La fonction de RSSI peut-elle être externalisée ?

Oui, un modèle de RSSI à temps partagé ou RSSI-as-a-service est possible et souvent pertinent pour les structures de taille moyenne. Conditions : disponibilité suffisante, mandat clair, ligne de reporting directe vers la direction, absence de conflit d'intérêts avec d'autres prestations (notamment le prestataire SOC). La responsabilité finale de la direction reste entière.

Qui notifie un incident à l'autorité ?

Procéduralement, le CSIRT effectue la notification, avec l'accord du RSSI et l'information de la direction. Juridiquement, c'est l'entité elle-même qui est tenue de notifier ; la signature relève des règles internes. En France, la notification passe par le portail de l'ANSSI. En Belgique, elle passe par le point de contact du CCB.

Comment documenter la répartition des rôles en vue d'un contrôle ?

Établissez une matrice RACI (Responsible, Accountable, Consulted, Informed) pour les obligations NIS2, reliez-la aux fiches de poste et formalisez la responsabilité de la direction dans une délibération du conseil. Intégrez les rôles dans le manuel SMSI et dans le plan de réponse aux incidents. La combinaison RACI plus délibération constitue la preuve la plus solide en cas de contrôle.

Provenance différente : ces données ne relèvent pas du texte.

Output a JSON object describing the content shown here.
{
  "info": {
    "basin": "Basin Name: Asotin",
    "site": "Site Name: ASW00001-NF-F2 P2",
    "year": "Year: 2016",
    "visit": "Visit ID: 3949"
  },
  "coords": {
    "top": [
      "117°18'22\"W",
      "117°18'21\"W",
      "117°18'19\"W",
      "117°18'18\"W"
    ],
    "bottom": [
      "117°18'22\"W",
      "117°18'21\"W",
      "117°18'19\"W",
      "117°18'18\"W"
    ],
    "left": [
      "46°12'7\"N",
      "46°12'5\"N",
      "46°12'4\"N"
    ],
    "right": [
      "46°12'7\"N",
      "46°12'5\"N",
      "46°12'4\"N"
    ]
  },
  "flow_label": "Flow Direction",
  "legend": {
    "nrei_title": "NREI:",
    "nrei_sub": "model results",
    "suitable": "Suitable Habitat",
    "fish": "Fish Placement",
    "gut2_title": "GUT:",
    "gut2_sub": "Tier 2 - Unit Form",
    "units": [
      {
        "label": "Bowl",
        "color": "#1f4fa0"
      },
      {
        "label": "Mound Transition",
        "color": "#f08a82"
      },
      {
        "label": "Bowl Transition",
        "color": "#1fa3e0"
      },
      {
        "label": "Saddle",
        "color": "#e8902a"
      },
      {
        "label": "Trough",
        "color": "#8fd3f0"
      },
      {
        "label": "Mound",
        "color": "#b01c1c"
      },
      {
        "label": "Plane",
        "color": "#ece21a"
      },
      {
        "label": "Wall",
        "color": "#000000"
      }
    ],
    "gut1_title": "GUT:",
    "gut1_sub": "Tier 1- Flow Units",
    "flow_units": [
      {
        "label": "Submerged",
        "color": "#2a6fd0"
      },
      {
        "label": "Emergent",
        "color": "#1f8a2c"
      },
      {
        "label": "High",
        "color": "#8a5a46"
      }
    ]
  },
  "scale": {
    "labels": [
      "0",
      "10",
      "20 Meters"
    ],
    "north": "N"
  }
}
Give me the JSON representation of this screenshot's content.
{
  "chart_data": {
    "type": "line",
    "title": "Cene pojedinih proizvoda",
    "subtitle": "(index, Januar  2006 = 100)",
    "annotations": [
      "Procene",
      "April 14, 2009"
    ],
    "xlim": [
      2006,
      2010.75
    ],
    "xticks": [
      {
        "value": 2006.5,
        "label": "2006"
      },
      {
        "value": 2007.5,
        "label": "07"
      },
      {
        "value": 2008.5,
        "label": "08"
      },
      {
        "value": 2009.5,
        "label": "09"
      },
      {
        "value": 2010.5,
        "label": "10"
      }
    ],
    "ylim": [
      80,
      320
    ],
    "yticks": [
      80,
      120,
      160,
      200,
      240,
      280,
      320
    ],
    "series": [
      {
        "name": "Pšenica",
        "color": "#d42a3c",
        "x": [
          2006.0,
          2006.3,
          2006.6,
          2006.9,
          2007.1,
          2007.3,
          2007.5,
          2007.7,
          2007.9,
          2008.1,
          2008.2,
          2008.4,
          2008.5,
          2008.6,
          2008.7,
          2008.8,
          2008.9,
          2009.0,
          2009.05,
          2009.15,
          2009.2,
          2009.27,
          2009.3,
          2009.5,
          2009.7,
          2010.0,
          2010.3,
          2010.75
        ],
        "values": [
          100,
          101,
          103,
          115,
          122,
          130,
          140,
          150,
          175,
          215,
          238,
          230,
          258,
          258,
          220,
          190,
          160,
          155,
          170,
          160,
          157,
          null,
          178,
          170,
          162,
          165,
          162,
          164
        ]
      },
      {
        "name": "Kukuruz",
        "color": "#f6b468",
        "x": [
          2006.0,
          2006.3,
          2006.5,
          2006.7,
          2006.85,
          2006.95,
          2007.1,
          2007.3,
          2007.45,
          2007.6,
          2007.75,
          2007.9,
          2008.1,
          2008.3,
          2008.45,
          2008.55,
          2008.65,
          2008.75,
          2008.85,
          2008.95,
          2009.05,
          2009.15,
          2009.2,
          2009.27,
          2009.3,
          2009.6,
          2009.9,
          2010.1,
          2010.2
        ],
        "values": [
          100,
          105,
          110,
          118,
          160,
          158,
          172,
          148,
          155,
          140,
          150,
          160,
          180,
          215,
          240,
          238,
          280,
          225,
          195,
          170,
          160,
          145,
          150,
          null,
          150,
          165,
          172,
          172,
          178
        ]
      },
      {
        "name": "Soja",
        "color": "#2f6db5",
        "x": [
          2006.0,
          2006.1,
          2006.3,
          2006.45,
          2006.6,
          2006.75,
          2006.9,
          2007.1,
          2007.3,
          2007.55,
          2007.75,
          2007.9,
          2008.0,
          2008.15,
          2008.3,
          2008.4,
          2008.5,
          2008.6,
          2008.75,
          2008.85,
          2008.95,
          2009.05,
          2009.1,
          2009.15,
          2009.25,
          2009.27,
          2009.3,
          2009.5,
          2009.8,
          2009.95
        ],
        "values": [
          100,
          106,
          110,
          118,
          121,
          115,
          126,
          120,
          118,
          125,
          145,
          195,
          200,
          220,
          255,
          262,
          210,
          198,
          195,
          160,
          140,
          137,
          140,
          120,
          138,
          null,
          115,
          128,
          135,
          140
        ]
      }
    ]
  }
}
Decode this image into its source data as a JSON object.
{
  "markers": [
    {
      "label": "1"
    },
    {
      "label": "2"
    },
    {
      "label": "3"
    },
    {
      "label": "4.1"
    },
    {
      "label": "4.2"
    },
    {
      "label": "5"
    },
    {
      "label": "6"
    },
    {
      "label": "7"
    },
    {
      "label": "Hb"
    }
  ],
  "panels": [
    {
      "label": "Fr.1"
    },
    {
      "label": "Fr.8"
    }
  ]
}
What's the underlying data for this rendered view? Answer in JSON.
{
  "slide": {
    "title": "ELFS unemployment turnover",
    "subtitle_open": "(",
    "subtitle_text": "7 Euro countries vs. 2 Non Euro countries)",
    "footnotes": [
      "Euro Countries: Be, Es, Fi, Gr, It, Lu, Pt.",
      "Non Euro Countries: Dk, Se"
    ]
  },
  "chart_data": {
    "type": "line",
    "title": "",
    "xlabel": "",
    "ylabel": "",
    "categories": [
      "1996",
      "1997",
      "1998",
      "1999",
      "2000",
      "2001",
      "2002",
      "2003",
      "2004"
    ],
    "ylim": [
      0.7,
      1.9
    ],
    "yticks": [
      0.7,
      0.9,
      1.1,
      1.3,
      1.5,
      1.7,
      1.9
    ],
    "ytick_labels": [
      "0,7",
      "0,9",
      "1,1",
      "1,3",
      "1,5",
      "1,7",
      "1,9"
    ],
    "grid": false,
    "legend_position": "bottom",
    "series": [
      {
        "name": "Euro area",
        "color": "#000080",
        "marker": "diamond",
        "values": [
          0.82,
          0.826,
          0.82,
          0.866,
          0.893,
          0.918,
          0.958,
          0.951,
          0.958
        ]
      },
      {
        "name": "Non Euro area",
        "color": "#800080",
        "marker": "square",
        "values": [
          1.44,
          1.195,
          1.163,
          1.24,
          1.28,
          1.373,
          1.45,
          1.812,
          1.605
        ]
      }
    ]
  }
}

Les équipes RH doivent-elles aussi être formées aux obligations NIS2 ?

Oui, au minimum les personnes RH qui planifient ou enregistrent les formations d'awareness. Elles doivent connaître les preuves attendues lors d'un contrôle (journaux de participation, certificats, fréquence de recyclage) et la manière dont les nouveaux arrivants reçoivent leur formation initiale dans un délai raisonnable (typiquement 30 à 90 jours). Un briefing de gouvernance d'une heure suffit le plus souvent.